Indeed, the question of whether situations like that at 5MT10010 represent survival cannibalism or something more associated with ritual or warfare is at the center of trying to understand the implications of them. For most of the known sites it is surprisingly difficult to tell if the cannibalism was associated with violent death or not, in part because the intensive processing of the remains tends to obscure any evidence of the cause of death. The authors of the various papers reporting on the 5MT10010 assemblage interpret it as warfare-related and specifically rule out survival cannibalism of community members who had died of other causes by surviving community members, but their grounds for doing so are pretty weak. They argue that the demographic profile of the individuals represented in the assemblage is not what would be expected from a “normal” mortuary population, mostly because there are no infants even though infants tend to have high mortality rates under extreme conditions. That’s true enough, but both the site and the assemblage are so small that it’s not clear that a normal demographic profile should be expected. They also argue that the people in the community were not trapped physically in the way typical of most modern survival cannibalism scenarios and that they could easily have moved away if things got that bad.
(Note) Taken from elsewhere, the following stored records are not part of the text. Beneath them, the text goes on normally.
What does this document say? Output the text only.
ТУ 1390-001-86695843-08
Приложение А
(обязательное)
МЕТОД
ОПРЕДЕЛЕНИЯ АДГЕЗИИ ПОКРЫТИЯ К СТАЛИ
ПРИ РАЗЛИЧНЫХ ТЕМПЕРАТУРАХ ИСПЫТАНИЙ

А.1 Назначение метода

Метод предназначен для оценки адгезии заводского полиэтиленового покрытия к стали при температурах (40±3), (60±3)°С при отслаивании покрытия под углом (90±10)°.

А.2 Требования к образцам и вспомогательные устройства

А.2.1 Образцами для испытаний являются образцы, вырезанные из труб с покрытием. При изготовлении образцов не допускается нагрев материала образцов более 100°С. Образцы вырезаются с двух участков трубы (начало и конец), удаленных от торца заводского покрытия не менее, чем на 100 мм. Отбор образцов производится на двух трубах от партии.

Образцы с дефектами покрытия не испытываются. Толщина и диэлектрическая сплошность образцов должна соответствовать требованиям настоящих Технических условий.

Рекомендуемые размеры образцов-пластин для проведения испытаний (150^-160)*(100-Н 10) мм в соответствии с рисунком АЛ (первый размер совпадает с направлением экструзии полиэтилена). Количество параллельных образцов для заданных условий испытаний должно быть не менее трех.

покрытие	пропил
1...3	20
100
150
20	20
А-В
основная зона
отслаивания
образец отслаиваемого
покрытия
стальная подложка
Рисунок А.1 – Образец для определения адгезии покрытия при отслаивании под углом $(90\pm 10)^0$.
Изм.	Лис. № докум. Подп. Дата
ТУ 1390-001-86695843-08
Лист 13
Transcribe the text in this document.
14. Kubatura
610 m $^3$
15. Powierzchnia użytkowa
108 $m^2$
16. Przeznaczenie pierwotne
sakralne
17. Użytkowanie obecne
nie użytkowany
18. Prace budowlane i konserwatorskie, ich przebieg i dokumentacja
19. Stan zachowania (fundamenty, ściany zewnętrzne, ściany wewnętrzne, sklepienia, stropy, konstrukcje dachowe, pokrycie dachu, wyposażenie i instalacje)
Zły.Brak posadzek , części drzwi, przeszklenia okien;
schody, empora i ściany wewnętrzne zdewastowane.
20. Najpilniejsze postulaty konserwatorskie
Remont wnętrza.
This is a stronger argument, but given the deteriorating regional climatic situation and the widespread evidence of violence (even leaving aside the alleged cannibalism incidents) I don’t think we can necessarily assume that there was in fact anywhere they could have gone. Cowboy Wash is a very marginal area for subsistence agriculture in the best of times, so the fact that they were there in the first place may imply that there weren’t a whole lot of other options.
Nice post, well done
We need to remember that the US southwest was part of the larger real world, which included war, cannibalism and other unattractive human behavior. Why should the southwest be an isolated region. I would be surprised if along with chocolate, bells, etc the ugly traits didn’t follow. DiPeso found a variety of human bone ornaments at Casas Grandes, even skulls with drilled holes, possibly for display purposes. Mimbres bowls show decapitation scenes. Looking at or analyzing Cowboy Wash individually misses the point, the co-occurance of this behavior is very real and by glossing over it we (conveniently) miss a critical aspect of this culture and the times.
Of course Nature is peer reviewed. The acceptance and review process is described at their website.